Personal life
- Born: 1941 (age 84–85)
- Occupation: rabbi

Religious life
- Religion: Judaism

Jewish leader
- Position: Rosh Yeshiva
- Yeshiva: Web Yeshiva
- Residence: Jerusalem, Israel

= Chaim Brovender =

American rabbi

Chaim Brovender (חיים ברובנדר; born 1941) is an Israeli Modern Orthodox and Religious Zionist rabbi.

==Biography==
Brovender was born in 1941 in Brooklyn, New York. He attended Yeshivah of Flatbush, a coeducational Modern Orthodox day school. He later graduated from Yeshiva University with a BA in mathematics and rabbinical ordination from Rabbi Joseph B. Soloveitchik.

In 1965, he and his wife moved to Jerusalem, Israel. Until 1967, he studied in the Kollel of Yeshivas Itri (the Israel Torah Research Institute) under Rabbi Mordechai Elefant.
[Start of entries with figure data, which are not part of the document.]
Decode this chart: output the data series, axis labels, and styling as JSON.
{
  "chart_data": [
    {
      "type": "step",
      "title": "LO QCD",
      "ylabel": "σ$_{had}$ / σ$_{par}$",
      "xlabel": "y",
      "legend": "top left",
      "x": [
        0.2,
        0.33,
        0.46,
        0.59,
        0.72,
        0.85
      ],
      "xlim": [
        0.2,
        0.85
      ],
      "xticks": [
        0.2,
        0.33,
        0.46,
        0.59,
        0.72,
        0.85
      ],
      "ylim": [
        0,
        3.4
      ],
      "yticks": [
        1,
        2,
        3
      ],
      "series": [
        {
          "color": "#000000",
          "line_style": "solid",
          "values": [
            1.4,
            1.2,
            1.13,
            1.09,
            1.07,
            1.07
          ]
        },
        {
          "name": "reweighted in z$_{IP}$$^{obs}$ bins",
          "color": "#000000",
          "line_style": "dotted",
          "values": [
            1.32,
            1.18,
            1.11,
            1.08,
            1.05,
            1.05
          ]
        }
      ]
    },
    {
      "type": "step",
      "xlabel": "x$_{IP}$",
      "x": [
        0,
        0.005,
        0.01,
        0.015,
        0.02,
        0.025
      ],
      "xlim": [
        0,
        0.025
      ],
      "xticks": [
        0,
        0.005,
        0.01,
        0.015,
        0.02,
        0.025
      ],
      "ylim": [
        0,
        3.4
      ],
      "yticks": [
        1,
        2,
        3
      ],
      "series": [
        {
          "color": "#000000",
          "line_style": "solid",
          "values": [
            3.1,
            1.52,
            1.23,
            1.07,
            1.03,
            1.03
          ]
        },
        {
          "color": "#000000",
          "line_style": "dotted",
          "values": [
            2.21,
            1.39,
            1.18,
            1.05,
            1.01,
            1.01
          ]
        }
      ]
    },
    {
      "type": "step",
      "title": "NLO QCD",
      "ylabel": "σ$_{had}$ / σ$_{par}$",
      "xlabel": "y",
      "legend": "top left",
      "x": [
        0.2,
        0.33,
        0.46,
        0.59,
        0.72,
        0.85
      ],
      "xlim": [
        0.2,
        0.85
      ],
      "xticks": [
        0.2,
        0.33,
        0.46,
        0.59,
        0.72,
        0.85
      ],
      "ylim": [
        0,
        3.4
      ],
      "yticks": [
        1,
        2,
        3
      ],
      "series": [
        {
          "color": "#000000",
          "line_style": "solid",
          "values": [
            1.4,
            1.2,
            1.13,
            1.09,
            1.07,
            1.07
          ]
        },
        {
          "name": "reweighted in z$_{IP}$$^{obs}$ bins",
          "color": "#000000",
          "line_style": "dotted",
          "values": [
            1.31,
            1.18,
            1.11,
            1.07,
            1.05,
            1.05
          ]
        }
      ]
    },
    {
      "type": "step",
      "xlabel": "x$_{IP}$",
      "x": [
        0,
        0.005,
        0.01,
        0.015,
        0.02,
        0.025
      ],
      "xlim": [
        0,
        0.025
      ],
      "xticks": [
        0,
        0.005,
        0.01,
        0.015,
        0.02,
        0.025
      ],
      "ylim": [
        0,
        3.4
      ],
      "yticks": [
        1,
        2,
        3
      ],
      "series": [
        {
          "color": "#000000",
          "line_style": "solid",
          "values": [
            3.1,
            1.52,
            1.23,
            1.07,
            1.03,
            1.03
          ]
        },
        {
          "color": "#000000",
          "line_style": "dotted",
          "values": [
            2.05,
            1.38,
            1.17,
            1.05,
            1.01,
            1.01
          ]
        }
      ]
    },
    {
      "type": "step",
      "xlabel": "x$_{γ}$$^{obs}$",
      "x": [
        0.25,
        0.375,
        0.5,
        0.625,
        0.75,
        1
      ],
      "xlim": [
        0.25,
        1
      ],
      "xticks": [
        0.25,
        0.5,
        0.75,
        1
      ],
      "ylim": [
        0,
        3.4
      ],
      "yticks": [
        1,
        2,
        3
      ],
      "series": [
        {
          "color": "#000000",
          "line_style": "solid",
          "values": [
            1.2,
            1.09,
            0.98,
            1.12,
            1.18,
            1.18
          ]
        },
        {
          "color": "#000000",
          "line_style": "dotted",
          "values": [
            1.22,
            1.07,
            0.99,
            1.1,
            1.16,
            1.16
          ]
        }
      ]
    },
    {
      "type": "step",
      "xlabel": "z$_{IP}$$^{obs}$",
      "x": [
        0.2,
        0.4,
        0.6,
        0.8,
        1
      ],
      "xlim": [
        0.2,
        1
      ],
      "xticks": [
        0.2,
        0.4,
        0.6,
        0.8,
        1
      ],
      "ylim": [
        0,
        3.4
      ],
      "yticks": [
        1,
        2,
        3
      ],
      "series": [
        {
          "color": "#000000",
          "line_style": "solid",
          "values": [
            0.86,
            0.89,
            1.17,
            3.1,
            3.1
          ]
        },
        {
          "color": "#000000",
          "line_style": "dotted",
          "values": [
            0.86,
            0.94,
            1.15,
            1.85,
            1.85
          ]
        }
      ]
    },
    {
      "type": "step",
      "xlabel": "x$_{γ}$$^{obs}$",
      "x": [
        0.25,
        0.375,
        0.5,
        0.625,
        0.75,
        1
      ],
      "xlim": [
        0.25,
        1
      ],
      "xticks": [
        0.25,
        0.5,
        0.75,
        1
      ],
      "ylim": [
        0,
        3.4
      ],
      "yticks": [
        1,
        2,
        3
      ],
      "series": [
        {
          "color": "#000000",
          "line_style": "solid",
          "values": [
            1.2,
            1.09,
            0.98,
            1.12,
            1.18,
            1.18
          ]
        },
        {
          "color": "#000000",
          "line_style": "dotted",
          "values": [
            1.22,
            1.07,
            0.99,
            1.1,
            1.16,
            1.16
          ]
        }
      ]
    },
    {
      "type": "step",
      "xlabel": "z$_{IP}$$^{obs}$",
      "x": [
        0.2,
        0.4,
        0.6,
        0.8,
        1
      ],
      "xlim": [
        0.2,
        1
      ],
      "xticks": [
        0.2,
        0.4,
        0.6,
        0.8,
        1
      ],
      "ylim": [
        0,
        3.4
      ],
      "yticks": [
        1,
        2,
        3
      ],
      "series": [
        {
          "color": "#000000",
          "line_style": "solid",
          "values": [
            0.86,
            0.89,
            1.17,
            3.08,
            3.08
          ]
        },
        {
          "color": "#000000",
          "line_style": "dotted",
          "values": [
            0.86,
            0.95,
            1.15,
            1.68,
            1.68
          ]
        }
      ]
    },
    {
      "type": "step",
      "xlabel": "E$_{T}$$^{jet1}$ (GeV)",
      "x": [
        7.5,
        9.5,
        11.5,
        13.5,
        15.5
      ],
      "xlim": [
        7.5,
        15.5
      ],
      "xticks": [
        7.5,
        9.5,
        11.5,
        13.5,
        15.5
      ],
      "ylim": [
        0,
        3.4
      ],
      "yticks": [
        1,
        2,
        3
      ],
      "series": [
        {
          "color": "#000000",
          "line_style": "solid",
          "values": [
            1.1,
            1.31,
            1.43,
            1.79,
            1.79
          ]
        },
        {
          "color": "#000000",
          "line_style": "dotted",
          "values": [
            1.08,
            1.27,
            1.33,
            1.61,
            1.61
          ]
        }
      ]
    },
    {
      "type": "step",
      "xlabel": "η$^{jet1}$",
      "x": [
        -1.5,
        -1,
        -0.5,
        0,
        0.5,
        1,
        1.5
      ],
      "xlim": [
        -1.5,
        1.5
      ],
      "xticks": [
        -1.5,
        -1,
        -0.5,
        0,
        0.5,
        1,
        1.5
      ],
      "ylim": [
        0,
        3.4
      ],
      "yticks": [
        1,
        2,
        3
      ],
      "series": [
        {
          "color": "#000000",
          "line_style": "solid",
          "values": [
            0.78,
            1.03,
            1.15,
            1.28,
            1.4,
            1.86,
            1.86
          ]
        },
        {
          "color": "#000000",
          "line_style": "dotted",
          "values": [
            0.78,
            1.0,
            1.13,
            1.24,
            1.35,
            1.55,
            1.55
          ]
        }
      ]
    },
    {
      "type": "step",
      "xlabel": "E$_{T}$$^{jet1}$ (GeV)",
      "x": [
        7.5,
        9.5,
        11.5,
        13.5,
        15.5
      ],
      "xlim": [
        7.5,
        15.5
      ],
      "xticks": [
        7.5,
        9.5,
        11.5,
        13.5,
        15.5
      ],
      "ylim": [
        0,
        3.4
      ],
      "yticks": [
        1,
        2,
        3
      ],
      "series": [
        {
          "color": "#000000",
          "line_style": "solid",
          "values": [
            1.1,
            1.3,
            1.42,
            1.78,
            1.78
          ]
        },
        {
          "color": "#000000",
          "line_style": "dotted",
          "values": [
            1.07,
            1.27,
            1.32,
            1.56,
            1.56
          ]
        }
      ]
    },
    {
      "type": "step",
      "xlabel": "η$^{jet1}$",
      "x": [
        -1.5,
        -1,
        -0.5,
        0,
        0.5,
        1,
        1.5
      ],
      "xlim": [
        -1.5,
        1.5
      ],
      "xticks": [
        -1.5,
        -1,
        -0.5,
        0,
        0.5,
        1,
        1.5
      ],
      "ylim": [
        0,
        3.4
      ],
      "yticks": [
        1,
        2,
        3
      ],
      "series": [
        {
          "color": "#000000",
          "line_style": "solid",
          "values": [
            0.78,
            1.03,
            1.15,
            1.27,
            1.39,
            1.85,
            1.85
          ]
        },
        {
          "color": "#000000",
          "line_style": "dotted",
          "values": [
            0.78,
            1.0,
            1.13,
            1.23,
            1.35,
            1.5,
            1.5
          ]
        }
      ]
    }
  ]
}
In 1974, Brovender completed a doctorate in Semitic languages from Hebrew University.

In 1967, on the advice of Rabbi Menachem M. Schneerson, Brovender founded Hartman College in Romema, Jerusalem (under the aegis of the Israel Torah Research Institute). Its purpose was to serve as a yeshiva for American students who wanted to study in Israel.

In 1976, Rabbi Brovender founded Yeshivat HaMivtar in French Hill, Jerusalem. That same year, Brovender established Midreshet Lindenbaum, originally named Michlelet Bruria, as the women's component of Yeshivat Hamivtar. Brovender successfully ran Yeshivat HaMivtar alone until 1985, when he merged it with the network of educational institutions founded by Rabbi Shlomo Riskin called Ohr Torah Stone.

In 2007, Rabbi Brovender launched WebYeshiva.org, the first live and fully interactive online yeshiva.

Rabbi Brovender served as a Rav Tzavai (army rabbi) for more than 20 years.

==2000 beating incident==
In October 2000, Brovender was beaten by Palestinian police and protesters. At the time, he was the head of the Yeshivat Hamivtar yeshiva in the Israeli settlement of Efrat, and was driving from the yeshiva to his home in Jerusalem when he drove past a Palestinian village to bypass a road closed by recent unrest, and was pulled over by Palestinian police. Palestinian security forces managed to extract him from the scene after about an hour and hand him over to Israeli troops. His vehicle was destroyed by a Palestinian mob.